Assistants have a varied and occasionally misunderstood role. They have to cope with numerous different tasks every day from answering calls and emails to creating and collating information and preparing for and attending meetings, all of which require effective time management and forward planning. This is combined with working on the larger more strategic aspects of their role whilst supporting the senior executive, a balancing act is required.
But what happens when a client or your boss calls with an issue that needs to be dealt with immediately? I have learnt that as an EA you are always on call for whatever issue may arise and equally expected to drop everything you are doing in order to deal with the task in hand. I appreciate this is also due to the nature of the industry you work in, but more often than not it is a common theme amongst other PA’s and EA’s I regularly deal with.
I tend to split my work load into rocks and sand. Rocks being strategic goals and sand being routine tasks or those last minute requests that you must do right away. You should fill your day up with rocks, only plan for 4-5 hours of ‘real work’ per day and the rest will fill up naturally with sand. The key to this is the prioritisation over which matters are rocks and which are sand, and this must be in tune with the person for whom you work so objectives are aligned.
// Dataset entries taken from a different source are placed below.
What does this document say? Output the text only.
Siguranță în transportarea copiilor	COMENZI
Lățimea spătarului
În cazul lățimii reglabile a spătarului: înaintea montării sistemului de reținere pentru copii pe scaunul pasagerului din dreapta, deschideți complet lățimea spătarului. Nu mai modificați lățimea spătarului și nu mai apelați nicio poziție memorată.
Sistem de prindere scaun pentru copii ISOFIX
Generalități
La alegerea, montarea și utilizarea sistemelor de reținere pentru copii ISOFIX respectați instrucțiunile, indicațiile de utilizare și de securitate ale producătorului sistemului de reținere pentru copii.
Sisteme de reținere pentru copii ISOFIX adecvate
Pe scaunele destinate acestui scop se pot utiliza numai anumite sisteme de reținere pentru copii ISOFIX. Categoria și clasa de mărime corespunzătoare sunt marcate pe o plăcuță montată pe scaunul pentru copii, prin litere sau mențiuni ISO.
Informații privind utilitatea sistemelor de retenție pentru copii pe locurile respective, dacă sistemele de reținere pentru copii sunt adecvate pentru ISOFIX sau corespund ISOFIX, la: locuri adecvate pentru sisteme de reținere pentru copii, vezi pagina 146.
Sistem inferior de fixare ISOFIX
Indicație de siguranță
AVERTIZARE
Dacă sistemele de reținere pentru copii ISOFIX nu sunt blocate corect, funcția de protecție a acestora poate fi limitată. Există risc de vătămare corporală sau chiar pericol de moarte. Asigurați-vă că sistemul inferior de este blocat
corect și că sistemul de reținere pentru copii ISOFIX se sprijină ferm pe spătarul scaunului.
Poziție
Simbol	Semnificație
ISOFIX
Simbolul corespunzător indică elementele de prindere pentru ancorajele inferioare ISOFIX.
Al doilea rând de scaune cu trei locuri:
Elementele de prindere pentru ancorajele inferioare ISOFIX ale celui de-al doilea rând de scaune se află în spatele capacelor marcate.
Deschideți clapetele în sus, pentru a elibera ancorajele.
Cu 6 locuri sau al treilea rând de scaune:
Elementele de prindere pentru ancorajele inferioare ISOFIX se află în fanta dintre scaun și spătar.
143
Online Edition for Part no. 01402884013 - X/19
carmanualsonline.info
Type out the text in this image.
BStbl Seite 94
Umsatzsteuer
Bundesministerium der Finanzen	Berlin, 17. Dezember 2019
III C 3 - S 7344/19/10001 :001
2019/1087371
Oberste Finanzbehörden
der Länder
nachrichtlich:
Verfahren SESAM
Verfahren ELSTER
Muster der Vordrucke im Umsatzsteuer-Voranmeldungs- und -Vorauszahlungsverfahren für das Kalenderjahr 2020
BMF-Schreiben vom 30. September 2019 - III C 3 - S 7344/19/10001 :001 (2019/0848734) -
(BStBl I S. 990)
Once you have planned your day like this you will feel in control and thus able to adapt quickly to needs as they arrive. I believe if you invest more time in planning, you can avoid crises and rework, which will provide you with the energy to be truly effective and not just busy. Working more hours does not make you more productive!
It’s also vital that your boss respects your time. They should always know what your current workload entails and thus appreciate when you drop everything when an urgent matter comes in.
Another key skill that you must have in your skills set is to the ability to implement effective time management for your boss. In my case, my boss is often in a position where many conflicting appointments arise. It is therefore my job to conserve his time, prioritise meetings and workload, and delegate or decline anything that is of lesser importance. This is a vital skill to master, and you are the gate keeper to the strategic rocks finding their place, and ensuring mundane tasks do not inhibit growth. When working so closely with someone, you need to understand why a lot of these meetings are happening in the first place in order to establish a level of priority and preparation required.
The biggest thing I have learnt is to always ask questions, it is better to know too much about something than not enough!